La classe dirigeante cherche à expliquer ce phénomène comme le produit de l’infiltration des forces armées par une poignée de suprémacistes blancs isolés, et non comme la culture systématique de ces éléments par la classe dirigeante elle-même, au cours de plus de 20 ans de guerre et de l’évolution incessante de sa politique vers la droite. Le MDN a fait appel à un universitaire de l’Université de l’Alberta pour évaluer le problème dans cette optique et sans doute enterrer les facteurs sociaux fondamentaux en jeu.

La collaboration croissante entre les universités et l’armée intervient alors que cette dernière est confrontée à un faible taux de recrutement. Alors qu’il lui manque apparemment 10.000 soldats, l’armée a levé l’interdiction faite aux résidents permanents de servir dans les Forces armées canadiennes. La campagne de recrutement vise à compléter le renforcement massif militaire en cours, la ministre de la Défense Anita Anand citant la guerre en Ukraine comme responsable de la création de nouvelles demandes pour l’armée.

Ces dernières années, des officiers de haut rang ont exprimé leur inquiétude quant au fait que, le recrutement étant au plus bas, les obligations nationales entraveraient leur capacité à mener une guerre à l’étranger. Si l’aide aux sinistrés a été régulièrement évoquée, la classe dirigeante s’inquiète sans doute de savoir si l’armée sera capable de mener simultanément ses guerres impérialistes à l’étranger tout en écrasant l’opposition qu’elles ne manqueront pas de susciter au sein de la classe ouvrière à l’intérieur du pays.

Depuis l’arrivée au pouvoir du gouvernement Trudeau en 2015, la classe dirigeante a tenté de draper ses politiques prédatrices dans une rhétorique identitaire, vantant sa soi-disant «politique étrangère féministe». Comme le World Socialist Web Site l’a précédemment noté, «un élément important des efforts de la classe dirigeante pour rallier le soutien du public au réarmement et à l’agression impérialistes canadiens consiste à promouvoir l’armée comme une institution 'progressiste', ethniquement et sexuellement 'diversifiée', incarnant à la fois la 'diversité' et l’'unité' de la nation.»
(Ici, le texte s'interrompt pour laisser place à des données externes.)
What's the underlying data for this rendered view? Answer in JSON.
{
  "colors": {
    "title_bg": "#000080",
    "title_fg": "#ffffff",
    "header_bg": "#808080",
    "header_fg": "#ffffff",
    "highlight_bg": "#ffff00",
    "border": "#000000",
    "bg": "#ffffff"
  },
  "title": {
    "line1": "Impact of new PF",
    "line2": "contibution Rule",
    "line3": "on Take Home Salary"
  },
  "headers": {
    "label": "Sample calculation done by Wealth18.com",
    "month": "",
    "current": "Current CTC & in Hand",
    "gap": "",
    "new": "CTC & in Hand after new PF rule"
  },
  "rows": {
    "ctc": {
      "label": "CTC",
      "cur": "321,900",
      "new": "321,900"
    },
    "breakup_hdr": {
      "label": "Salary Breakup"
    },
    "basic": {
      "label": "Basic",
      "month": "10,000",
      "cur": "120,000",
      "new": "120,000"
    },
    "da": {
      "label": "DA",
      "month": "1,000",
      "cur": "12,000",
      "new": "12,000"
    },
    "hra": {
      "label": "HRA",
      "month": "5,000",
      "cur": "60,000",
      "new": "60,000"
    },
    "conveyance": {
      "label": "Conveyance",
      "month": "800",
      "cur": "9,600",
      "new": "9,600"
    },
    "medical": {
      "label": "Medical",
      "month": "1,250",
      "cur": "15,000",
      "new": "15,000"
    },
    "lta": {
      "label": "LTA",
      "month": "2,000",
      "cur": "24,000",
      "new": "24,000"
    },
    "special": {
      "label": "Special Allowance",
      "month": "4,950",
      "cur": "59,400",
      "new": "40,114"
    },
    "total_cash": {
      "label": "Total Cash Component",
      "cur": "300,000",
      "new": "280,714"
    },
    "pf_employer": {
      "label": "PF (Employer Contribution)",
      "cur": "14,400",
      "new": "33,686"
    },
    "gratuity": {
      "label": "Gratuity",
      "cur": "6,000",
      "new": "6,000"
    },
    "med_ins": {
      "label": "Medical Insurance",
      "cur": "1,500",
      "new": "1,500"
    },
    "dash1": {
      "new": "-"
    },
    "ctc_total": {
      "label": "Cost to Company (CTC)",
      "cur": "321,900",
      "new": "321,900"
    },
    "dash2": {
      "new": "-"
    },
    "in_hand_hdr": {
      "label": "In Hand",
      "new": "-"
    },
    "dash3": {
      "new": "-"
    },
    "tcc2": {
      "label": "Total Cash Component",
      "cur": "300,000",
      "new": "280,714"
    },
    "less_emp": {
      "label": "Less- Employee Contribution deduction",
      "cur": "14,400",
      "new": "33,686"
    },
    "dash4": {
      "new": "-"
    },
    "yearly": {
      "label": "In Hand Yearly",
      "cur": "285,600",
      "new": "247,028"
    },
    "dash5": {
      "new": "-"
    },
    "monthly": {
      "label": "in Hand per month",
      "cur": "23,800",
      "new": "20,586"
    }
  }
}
Dans ces conditions, la classe dirigeante et ses laquais du monde universitaire ne peuvent accepter une remise en cause socialiste de ces mensonges. La tentative de censure de la réunion anti-guerre organisée à l’Université de Waterloo par l’IYSSE en mars doit être vue sous cet angle. Les efforts visant à camoufler le rôle de l’OTAN dans le déclenchement de la guerre en Ukraine en rejetant toute la responsabilité du conflit sur Vladimir Poutine n’ont pas suscité le soutien du public que le gouvernement espérait, et les travailleurs sont de plus en plus nombreux à faire le lien entre leurs luttes nationales pour la défense de leur niveau de vie et les vastes sommes d’argent gaspillées pour un nouveau massacre impérialiste en Europe.